Since everyone does indeed need a place to ride, it’s time we fill you in on another awesome collection of trails. The past articles have covered Tsali in western North Carolina and the Augusta, Georgia area but it’s time we moved out west and let you in on the local scene here in Colorado Springs, Colorado. For those who’re not familiar with the geography of Colorado, Colorado Springs is located along the front range of the rocky mountains about 60 miles south of Denver. The terrain to the east of the city is flat and treeless and you wouldn’t know the difference between eastern Colorado and western Kansas (which makes sense because the two states touch!). To the west is Pikes Peak and the rocky mountains, with tree covered peaks and green, grassy valleys.

The first interesting thing to note about Colorado Springs (and Colorado in general) is the elevation: the city sits at around 6,200 feet (with many of the trails approaching 10,000 feet or higher). Colorado Springs is about 1,000 feet higher than Denver, which makes breathing somewhat difficult for those unaccustomed to the lower levels of oxygen available here. If you’re coming up from sea level you’ll just feel like you’re a little out of shape, but mountain biking still just as much fun.

Starting in town, the first trail you gotta check out is Palmer Park. Situated just off Academy Boulevard, the park is centrally located and surprisingly large. The trails here are from mild to wild and they’re marked for difficulty just like ski slopes. It’s pretty easy to get lost due to the number of shortcut trails that have been blazed over the years and the park’s geography and geology do little to help the situation. Rock formations and bluffs extend like fingers toward the city and offer some awesome views during your water breaks. Leah and I like to do the Cheyenne and Yucca trails but we’re pretty sure there are still trails out there we don’t know about. There are so many trails in the park that one can easily put together a 10-15 mile ride without doing a ton of backtracking.

Next on the list of must-ride trails is Captain Jack’s in the North Cheyenne Canyon area. I’m not sure why this trail is as popular as it is because it’s pretty short and not in great condition anymore. I’m guessing at one time this trail was tha shizzle but it’s definitely fallen into disrepair from dirt bike usage and erosion. The sand and decomposed granite on this trail can make a grown man cry or even lead a grown woman to throw her bike down a steep descent. The loose conditions certainly make steering difficult and it seems like every time I return the gravel makes it’s way over more of the trail. Some of the top portions of the trail are still sweet with nice banked turns and narrow singletrack through the forest. Try riding Captain Jack’s front side (also called the Buckhorn Loop) to add some distance and elevation (the front side is in better shape, though not by much).

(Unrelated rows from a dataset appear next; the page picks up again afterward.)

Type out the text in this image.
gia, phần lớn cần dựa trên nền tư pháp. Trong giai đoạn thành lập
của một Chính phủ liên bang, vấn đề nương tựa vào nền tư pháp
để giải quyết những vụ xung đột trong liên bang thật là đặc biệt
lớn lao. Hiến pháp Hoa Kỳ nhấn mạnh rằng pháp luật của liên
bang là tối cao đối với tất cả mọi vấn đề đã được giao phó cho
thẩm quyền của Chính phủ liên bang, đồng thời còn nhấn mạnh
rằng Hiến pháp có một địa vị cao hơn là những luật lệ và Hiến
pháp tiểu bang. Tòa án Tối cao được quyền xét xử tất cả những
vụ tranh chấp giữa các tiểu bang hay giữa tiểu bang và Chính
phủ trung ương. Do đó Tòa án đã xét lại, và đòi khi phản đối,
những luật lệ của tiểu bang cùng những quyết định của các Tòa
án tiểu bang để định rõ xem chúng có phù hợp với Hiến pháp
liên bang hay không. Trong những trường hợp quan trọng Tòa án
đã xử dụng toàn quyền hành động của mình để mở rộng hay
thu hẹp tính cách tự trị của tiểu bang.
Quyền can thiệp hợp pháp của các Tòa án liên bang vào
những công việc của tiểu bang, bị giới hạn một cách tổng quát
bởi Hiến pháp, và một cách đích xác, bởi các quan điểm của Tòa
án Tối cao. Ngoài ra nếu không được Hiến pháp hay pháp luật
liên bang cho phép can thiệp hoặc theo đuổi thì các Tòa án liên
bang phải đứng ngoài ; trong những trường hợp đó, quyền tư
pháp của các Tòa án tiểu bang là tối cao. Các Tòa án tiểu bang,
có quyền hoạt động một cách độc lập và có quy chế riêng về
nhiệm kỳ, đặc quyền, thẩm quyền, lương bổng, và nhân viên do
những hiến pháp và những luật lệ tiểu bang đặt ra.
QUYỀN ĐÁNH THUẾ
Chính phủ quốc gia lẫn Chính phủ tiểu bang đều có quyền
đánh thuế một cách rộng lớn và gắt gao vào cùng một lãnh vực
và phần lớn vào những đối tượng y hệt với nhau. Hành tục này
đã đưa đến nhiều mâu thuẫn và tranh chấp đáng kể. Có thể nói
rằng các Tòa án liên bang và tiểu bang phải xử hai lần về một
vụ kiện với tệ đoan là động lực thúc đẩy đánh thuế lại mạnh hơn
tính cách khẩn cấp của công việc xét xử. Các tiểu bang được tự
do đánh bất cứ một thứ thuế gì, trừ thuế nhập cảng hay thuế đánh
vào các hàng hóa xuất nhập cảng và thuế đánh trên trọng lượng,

Stick around the Cheyenne Canyon area to try out some more awesome singletracks. Jones Downhill is a fun but tiring ride (especially if you make a loop of it) and Bear Creek Canyon offers a good climbing workout with a fast, steep downhill on the back side. The Palmer Trail offers a nice reasonable climb through winding, forested singletrack and offers you the option of doing an out and back or descending down a steep, technically challenging stretch to make a loop. From the backside of the Palmer trail (this area is called Section 16, so named for the grid number on the forest service map) you can access the Intemann Nature trail or the other Section 16 trails for a fun technical workout.

Just outside North Cheyenne Canyon Park you’ll find the Stratton Open Space, home to The Chutes. The Chutes is a fast 1 mile trail that drops down about 500 feet from Gold Camp road into the open space with banked turns, jumps, and smooth tread. This is the trail that Captain Jack’s should have been (or maybe once was). My only complaint is that traffic moves both ways on the trail so riders need to control their speed on the descent. If this baby were one way there would be no limit to the fun! The open space itself has really become a great place to ride, especially for beginners with the completion of the Chamberlin and Upper Meadows trails. I rode out there in the spring of 2004 and honestly had a blast with the twisting turns, the gradual elevation changes, and the smooth track through the woods.

But wait, there’s even more! Trails can be found at Ute Valley Park, Garden of the Gods, and even in Black Forest. If you’re bored of these trails, there are plenty of other rides within a short drive of town: Rampart Reservoir (one of my favorites), Waldo Canyon, Lovell Gulch, and Mount Herman, just to name a few. Get out and explore, talk to the local bike shops, and experience all that the area has to offer. When it’s too hot in Moab, Colorado is the place to go, and the Springs is one stop that you don’t want to miss!